As part of the Environments Committee’s attempts to cut down on our landfill contribution the reusable Mugs initiative began this week. When it first appeared I wondered to myself: how effective was porcelain in combatting the destruction of our environment? Surely in a great battle between mining companies, logging, fossil fuels and cows and the environment, a white mug would not make much of a difference. Could it?
To find out I (uncharacteristically) decided to do the maths.
Meet Heather. Heather is an fresher at IH. She enjoys her weekends and, despite saying she will be on top of her work this semester, she is already a week behind. A typical IH-er one would say.
Now, Heather typically has two drinks a day from the coffee machine in the Dining Hall. She starts her day with a watery disgusting coffee for breakfast, in order to stay awake in her first lecture. In the evening she has a hot chocolate while talking to friends about how tiring Uni is.
Let’s say that everyone at IH is similar to Heather in their cup-using habits. With 300 IH residents and 200 (or so) days in the school year, the result is around around ONE HUNDRED AND TWENTY THOUSAND cups being used every year.
I know these are likely not being recycled for two reasons
- Currently in my room there are several coffee/chocolate stained paper cups that are probably just going to be thrown in the hallway bin.
- These cups are plastic coated and have paper glue binding the pieces together. Thus making them impossible to recycle.

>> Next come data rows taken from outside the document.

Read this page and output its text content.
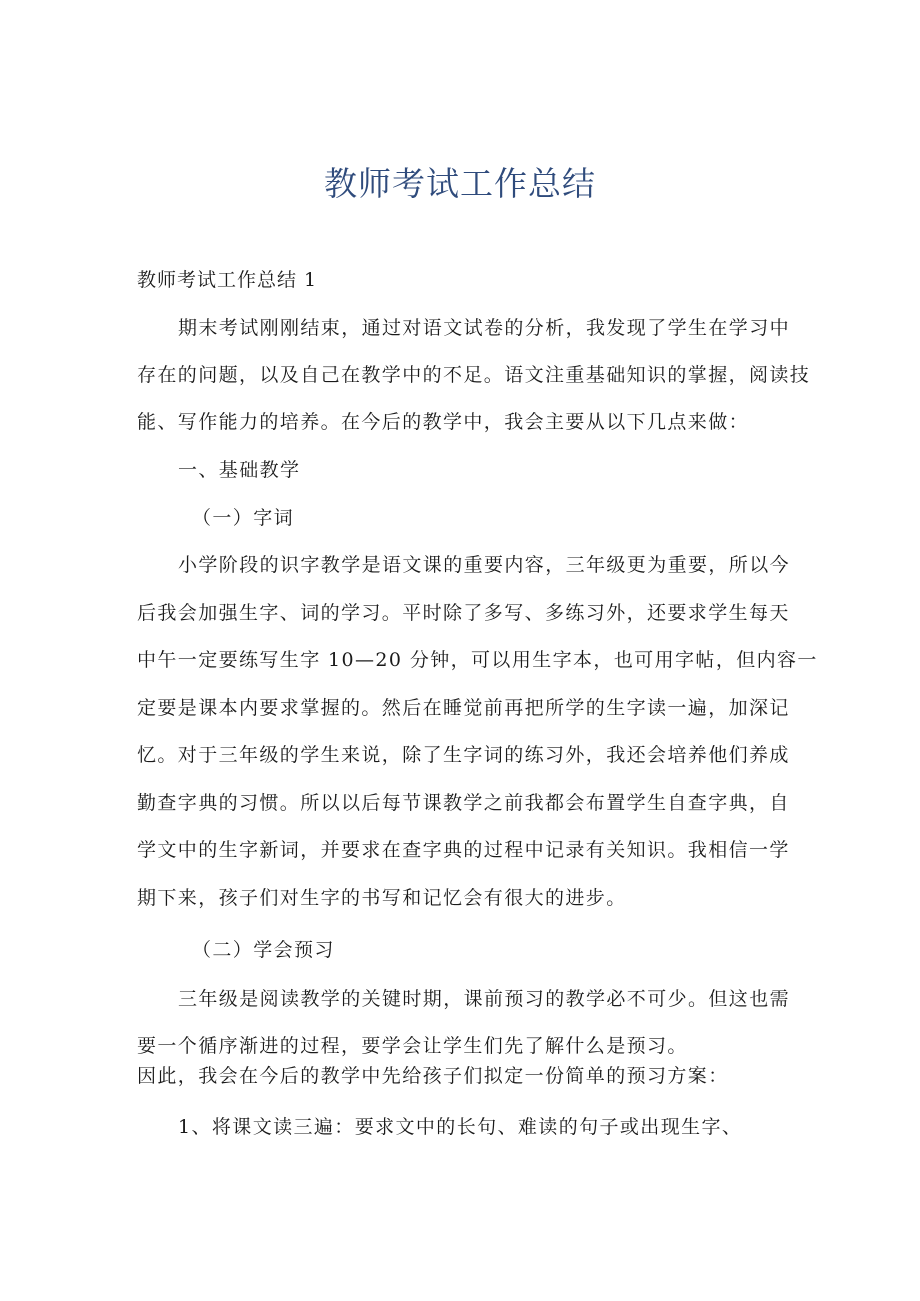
教师考试工作总结
教师考试工作总结 1
期末考试刚刚结束，通过对语文试卷的分析，我发现了学生在学习中
存在的问题，以及自己在教学中的不足。语文注重基础知识的掌握，阅读技
能、写作能力的培养。在今后的教学中，我会主要从以下几点来做：
一、基础教学
（一）字词
小学阶段的识字教学是语文课的重要内容，三年级更为重要，所以今
后我会加强生字、词的学习。平时除了多写、多练习外，还要求学生每天
中午一定要练写生字 10—20 分钟，可以用生字本，也可用字帖，但内容一
定要是课本内要求掌握的。然后在睡觉前再把所学的生字读一遍，加深记
忆。对于三年级的学生来说，除了生字词的练习外，我还会培养他们养成
勤查字典的习惯。所以以后每节课教学之前我都会布置学生自查字典，自
学文中的生字新词，并要求在查字典的过程中记录有关知识。我相信一学
期下来，孩子们对生字的书写和记忆会有很大的进步。
（二）学会预习
三年级是阅读教学的关键时期，课前预习的教学必不可少。但这也需
要一个循序渐进的过程，要学会让学生们先了解什么是预习。
因此，我会在今后的教学中先给孩子们拟定一份简单的预习方案：
1、将课文读三遍：要求文中的长句、难读的句子或出现生字、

Thus, these 120,000 IH paper cups are doomed to end up in landfill. These cups will not only take up space in the ecological waste lands that are the over full landfills, but will contribute to the production of methane and carbon dioxide gas, as the rubbish decomposes. Other problems with landfills, including the release of toxins such as mercury, are huge ecological problems that we face in modern society.

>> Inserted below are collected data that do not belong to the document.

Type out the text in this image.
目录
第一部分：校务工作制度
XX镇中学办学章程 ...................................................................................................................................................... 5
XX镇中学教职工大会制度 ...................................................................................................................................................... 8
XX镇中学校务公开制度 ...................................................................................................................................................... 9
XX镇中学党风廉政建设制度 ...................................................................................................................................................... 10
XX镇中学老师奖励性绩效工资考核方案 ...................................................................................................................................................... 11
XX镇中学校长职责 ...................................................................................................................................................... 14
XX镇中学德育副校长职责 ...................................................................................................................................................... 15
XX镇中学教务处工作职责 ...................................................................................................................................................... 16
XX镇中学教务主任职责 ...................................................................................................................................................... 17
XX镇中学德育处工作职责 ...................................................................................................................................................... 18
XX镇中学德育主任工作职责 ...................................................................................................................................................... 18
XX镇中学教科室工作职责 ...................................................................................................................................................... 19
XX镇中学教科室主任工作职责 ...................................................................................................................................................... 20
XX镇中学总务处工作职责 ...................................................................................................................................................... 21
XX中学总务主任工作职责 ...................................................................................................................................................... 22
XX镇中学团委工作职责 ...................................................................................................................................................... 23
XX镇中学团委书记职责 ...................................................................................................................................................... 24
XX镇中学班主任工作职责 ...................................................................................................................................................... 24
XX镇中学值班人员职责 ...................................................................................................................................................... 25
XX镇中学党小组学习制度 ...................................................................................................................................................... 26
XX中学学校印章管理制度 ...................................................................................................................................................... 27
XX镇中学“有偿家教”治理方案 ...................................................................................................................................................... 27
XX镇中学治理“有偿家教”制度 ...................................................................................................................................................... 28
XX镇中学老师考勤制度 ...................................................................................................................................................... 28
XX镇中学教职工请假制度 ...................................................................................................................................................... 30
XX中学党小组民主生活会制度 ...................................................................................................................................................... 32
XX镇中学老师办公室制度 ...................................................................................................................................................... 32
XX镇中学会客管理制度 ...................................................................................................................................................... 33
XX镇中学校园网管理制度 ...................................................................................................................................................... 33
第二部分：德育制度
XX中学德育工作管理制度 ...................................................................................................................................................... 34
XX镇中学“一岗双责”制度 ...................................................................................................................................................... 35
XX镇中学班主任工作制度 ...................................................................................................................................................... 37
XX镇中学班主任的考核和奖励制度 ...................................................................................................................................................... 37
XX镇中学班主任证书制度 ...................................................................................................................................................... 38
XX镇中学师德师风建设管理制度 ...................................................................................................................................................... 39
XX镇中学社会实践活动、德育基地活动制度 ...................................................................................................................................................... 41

Now how much impact does that measly paper cup play in this environmental travesty?
Well, usually a single paper cup will take 2-4 weeks to degrade in landfill (if conditions are right). If so, this means that collectively it takes 1,680,000 days, or 4600 years for the rubbish produced in a year by the IH coffee machines alone to decompose.
Having seen the impact that just my paper cups usage creates; I applaud the Environments committee’s creation of the reusable mug program. These porcelain mugs might not be the most famous hero of the battle over climate change, but they are certainly a start. The program shows how it is the little environmental decisions that may have a big impact on our earth’s future.